A project log for NFC Bose Wave Player

An NFC-enabled music player designed for kids to be able to pick their songs, built the hardest way possible

gilphilbertgilphilbert 07/01/2021 at 08:210 Comments

I bought some basic components to get things started on a prototype. More than anything, I need to know if the ESP32 can handle this. I'm pretty sure it can but better to be sure.

I've used an Espressif ESP32-DevKitC I had laying around (I keep a few on-hand) and a spare display with an integrated micro-SD card reader. The great thing about this model is that it doesn't feature a logic level shifter, it's just the micro SD card slot and a single decoupling cap. I'm not using the display (it's a 2.8" TFT) just the SD card reader. I don't have the correct display, so I'm using a spare 3.12" OLED from Newhaven Display for now. It has the same SSD1322 and the same resolution, so it's functionally identical.

I wired up the SD card reader to the ESP32, put a few songs on an SD card and had the ESP32 reading the contents in no time. I added the PN532 and spent a long time looking for libraries that worked. First I had to format the cards, prepare them, then write a string (a filename of a track on the SD card). At this point, I could wave a card and it read the card - most of the time. The problem is that the linear regulator I'm using is a cheap module from eBay that, frankly, is useless. The voltage it puts out is anything but smooth and the PN532 appears to be fairly sensitive to voltage spikes.

I had the display working in no time. Now for some sound!

I wired up the DAC - just a few pins: power, ground and three I2S connections then plugged in some headphones. I was excited, this would be sound! I powered it up, flashed the firmware and... nothing. No sound at all. Hmm. I fiddled around with the DAC and it made no difference. Wiggled some wires - the way we always do, hoping it will magically fix things - but there was no magic today. After some experimentation, I found that if I not only powered the DAC module with 5V but also provided 5V to the XFMT pin, I got sound! Hooray, it's working. The code is very rough, but it works.

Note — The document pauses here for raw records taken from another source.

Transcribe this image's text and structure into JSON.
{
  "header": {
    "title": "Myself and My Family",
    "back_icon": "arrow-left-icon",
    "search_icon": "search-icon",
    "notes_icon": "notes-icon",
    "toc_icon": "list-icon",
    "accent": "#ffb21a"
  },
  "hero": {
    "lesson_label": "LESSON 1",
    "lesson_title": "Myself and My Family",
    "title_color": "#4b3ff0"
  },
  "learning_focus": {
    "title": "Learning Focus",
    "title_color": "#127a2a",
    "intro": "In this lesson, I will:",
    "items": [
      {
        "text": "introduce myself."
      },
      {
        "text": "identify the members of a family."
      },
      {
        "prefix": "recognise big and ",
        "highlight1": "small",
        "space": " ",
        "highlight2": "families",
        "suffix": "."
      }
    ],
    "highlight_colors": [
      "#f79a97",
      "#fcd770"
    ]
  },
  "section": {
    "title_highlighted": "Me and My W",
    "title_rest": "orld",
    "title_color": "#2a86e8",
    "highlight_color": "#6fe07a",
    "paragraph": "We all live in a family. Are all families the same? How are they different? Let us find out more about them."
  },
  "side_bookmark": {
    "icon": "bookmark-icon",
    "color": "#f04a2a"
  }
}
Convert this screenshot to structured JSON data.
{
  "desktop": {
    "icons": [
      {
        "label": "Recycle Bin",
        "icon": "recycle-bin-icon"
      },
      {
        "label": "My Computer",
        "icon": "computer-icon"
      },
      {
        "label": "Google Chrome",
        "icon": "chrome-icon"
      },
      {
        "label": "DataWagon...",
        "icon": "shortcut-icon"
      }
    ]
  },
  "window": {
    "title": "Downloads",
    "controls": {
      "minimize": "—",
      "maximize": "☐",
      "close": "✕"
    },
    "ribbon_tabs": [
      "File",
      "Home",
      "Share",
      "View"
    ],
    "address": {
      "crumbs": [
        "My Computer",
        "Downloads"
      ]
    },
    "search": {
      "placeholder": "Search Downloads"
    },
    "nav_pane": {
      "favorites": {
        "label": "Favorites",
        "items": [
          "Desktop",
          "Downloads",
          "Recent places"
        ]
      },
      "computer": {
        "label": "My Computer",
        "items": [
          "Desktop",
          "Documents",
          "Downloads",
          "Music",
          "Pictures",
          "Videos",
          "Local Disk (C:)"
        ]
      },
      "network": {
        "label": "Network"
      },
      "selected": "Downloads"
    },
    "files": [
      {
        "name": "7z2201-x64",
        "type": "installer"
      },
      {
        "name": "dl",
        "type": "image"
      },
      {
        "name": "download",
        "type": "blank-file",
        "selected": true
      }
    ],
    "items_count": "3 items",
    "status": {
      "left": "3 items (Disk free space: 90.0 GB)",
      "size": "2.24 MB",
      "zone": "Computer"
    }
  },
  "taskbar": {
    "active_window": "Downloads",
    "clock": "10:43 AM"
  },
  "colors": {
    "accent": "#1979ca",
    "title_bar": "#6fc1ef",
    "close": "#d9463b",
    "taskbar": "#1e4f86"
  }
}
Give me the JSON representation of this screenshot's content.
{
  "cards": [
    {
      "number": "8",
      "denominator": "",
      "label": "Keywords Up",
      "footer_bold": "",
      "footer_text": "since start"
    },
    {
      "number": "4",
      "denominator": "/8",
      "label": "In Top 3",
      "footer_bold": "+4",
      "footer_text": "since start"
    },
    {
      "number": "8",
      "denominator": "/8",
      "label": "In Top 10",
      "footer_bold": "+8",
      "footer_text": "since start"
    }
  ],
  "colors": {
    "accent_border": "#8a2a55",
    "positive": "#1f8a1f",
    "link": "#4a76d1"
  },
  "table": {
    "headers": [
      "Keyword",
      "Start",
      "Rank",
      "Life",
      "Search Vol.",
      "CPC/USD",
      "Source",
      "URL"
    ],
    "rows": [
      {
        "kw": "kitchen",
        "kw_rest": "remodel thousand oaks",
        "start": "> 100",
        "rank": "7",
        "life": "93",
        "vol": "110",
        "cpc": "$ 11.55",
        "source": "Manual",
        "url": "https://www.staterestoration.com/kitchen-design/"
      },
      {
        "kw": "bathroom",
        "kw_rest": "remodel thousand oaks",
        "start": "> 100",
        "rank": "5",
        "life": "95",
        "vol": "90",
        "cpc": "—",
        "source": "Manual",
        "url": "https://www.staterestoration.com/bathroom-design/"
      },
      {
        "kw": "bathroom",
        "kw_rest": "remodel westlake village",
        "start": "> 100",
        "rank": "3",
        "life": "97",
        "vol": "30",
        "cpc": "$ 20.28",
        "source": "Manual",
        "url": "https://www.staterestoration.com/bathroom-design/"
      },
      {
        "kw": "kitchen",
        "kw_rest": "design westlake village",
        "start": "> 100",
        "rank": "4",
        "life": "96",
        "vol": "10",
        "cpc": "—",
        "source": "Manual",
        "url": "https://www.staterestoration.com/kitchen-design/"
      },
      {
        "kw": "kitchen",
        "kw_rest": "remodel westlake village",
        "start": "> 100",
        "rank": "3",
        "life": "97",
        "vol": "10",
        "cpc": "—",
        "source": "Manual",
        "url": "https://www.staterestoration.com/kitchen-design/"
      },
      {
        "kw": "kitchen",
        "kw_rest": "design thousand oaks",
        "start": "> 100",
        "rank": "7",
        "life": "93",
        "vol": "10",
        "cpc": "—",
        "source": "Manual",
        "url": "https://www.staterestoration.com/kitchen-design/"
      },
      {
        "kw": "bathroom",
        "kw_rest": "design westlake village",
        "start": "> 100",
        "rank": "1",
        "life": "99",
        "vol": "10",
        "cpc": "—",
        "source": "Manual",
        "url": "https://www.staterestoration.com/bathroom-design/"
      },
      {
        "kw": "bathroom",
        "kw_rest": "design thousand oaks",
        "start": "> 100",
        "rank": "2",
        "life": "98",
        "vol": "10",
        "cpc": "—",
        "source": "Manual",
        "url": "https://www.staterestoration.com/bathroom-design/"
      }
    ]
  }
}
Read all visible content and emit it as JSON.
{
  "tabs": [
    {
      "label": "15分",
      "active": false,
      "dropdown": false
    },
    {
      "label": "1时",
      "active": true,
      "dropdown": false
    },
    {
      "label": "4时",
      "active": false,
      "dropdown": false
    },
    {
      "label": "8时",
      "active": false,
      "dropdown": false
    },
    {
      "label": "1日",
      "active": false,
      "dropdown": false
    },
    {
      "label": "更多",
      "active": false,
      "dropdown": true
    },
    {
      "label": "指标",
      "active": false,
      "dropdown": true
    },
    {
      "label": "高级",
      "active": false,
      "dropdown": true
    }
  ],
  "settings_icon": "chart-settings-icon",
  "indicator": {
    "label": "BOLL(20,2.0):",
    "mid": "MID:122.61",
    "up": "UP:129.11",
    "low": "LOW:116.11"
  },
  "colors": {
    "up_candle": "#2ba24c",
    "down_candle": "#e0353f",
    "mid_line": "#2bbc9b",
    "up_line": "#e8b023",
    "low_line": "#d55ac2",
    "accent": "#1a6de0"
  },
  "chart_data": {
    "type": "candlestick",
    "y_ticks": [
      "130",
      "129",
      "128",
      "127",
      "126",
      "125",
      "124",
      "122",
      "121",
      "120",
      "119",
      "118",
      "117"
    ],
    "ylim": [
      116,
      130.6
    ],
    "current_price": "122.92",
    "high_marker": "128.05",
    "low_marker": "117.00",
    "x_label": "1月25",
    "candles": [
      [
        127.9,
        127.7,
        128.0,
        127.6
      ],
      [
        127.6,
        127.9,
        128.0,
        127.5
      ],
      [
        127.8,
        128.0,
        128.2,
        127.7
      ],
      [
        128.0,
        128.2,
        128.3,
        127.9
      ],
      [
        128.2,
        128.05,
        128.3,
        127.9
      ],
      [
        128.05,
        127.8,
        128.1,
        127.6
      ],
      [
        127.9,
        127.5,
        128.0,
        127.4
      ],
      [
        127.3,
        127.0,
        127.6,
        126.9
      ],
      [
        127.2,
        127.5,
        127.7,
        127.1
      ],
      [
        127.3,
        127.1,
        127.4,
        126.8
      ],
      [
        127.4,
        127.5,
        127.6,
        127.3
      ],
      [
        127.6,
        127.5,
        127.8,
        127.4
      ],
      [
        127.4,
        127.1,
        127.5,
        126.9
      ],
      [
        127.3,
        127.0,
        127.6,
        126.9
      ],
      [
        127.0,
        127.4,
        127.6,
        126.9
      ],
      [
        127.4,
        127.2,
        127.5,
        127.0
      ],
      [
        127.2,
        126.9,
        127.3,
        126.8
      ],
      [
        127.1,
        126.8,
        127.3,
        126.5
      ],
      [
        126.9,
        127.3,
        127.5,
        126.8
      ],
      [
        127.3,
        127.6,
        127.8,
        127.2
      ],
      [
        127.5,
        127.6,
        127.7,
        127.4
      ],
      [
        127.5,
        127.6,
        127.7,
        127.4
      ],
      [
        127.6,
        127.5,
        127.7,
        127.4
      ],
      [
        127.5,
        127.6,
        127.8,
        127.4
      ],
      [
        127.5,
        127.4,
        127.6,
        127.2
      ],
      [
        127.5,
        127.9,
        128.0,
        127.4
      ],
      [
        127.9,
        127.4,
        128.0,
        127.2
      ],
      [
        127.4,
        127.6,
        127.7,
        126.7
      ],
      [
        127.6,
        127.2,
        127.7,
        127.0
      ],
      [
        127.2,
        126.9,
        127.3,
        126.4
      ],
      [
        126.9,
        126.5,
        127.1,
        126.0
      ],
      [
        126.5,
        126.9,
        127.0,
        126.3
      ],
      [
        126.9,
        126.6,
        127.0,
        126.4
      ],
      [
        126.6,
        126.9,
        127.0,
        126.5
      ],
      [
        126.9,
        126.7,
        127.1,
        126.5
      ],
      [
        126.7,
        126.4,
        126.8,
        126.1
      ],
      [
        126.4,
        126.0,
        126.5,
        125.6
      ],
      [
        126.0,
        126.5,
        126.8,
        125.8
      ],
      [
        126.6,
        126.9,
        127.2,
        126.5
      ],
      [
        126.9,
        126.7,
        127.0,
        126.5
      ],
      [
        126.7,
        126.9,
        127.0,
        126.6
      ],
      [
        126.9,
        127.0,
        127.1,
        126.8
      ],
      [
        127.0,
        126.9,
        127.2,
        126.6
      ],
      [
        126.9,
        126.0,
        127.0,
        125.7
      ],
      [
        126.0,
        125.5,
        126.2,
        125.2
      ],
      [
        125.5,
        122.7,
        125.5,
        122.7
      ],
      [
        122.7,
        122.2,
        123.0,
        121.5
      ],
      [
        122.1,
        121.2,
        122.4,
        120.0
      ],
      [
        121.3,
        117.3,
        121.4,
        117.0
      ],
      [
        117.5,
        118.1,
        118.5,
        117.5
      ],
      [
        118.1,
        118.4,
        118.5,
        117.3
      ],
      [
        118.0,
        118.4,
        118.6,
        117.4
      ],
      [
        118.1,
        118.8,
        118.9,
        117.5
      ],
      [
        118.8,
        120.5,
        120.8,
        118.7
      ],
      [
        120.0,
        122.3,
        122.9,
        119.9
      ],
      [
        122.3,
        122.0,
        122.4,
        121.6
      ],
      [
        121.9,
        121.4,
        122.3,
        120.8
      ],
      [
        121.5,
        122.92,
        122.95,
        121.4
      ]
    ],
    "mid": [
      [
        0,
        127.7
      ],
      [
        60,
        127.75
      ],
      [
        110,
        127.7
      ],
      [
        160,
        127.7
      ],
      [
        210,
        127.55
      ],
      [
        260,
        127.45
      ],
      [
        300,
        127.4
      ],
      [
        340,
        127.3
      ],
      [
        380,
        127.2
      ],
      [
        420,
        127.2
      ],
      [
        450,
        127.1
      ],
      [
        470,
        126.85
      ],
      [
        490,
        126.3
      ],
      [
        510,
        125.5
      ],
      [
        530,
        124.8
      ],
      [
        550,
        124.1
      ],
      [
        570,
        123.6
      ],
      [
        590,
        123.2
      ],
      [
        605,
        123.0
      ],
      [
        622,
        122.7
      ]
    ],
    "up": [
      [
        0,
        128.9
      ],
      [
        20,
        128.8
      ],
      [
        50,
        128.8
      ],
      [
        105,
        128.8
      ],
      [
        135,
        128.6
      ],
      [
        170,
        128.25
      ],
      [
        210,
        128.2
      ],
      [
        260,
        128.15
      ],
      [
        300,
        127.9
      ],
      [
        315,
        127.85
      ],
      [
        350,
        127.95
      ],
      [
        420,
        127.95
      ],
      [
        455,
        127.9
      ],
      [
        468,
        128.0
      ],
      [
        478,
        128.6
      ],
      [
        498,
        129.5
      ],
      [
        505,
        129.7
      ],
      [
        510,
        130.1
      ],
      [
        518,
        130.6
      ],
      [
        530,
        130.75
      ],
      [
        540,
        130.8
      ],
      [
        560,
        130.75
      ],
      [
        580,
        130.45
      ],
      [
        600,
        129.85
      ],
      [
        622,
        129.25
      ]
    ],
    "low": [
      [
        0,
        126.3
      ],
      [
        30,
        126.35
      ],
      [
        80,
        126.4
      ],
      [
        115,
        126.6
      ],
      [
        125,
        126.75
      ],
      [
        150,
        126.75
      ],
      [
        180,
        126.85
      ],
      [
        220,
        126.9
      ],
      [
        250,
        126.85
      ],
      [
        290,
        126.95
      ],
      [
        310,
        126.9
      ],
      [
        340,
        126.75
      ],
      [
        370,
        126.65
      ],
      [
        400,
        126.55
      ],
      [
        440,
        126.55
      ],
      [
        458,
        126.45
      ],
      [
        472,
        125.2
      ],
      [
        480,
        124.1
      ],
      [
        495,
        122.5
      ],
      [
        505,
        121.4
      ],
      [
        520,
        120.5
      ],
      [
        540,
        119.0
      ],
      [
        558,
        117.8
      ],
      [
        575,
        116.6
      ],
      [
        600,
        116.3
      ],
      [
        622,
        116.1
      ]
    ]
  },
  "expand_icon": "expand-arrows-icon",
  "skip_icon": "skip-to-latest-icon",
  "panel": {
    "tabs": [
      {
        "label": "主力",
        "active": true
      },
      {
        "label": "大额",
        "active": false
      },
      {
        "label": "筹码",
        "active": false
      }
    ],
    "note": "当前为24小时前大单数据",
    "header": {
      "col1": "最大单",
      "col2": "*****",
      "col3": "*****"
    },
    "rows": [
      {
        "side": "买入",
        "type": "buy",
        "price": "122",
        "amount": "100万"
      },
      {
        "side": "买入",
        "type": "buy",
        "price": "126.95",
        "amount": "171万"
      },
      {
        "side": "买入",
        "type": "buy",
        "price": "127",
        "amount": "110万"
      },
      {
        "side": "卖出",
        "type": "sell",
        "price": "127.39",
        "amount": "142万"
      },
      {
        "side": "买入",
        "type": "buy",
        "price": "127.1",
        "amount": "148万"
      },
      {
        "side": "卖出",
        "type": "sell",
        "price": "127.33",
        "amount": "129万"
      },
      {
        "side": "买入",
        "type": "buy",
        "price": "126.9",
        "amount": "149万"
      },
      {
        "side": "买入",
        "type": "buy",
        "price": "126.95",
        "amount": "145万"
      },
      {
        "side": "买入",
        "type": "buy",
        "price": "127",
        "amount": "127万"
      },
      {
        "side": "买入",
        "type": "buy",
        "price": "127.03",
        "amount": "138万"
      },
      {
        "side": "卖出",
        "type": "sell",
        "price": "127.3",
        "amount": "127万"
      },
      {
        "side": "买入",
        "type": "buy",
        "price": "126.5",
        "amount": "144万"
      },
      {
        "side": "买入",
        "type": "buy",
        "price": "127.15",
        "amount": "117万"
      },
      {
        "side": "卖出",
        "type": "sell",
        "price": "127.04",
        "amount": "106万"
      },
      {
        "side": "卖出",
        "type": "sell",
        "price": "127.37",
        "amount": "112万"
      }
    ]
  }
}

I've breadboarded up the amp... excited to hear it make some sound, but alas, no sound from the speakers. All I have is a strange clicking noise. It seems that this is usually related to the decoupling caps - but I've tried everything, even posted on forums, but it seems that the TPA3122D2N just isn't breadboard friendly. I can only hope that once I've designed the PCB and built it all, that the amplifier works.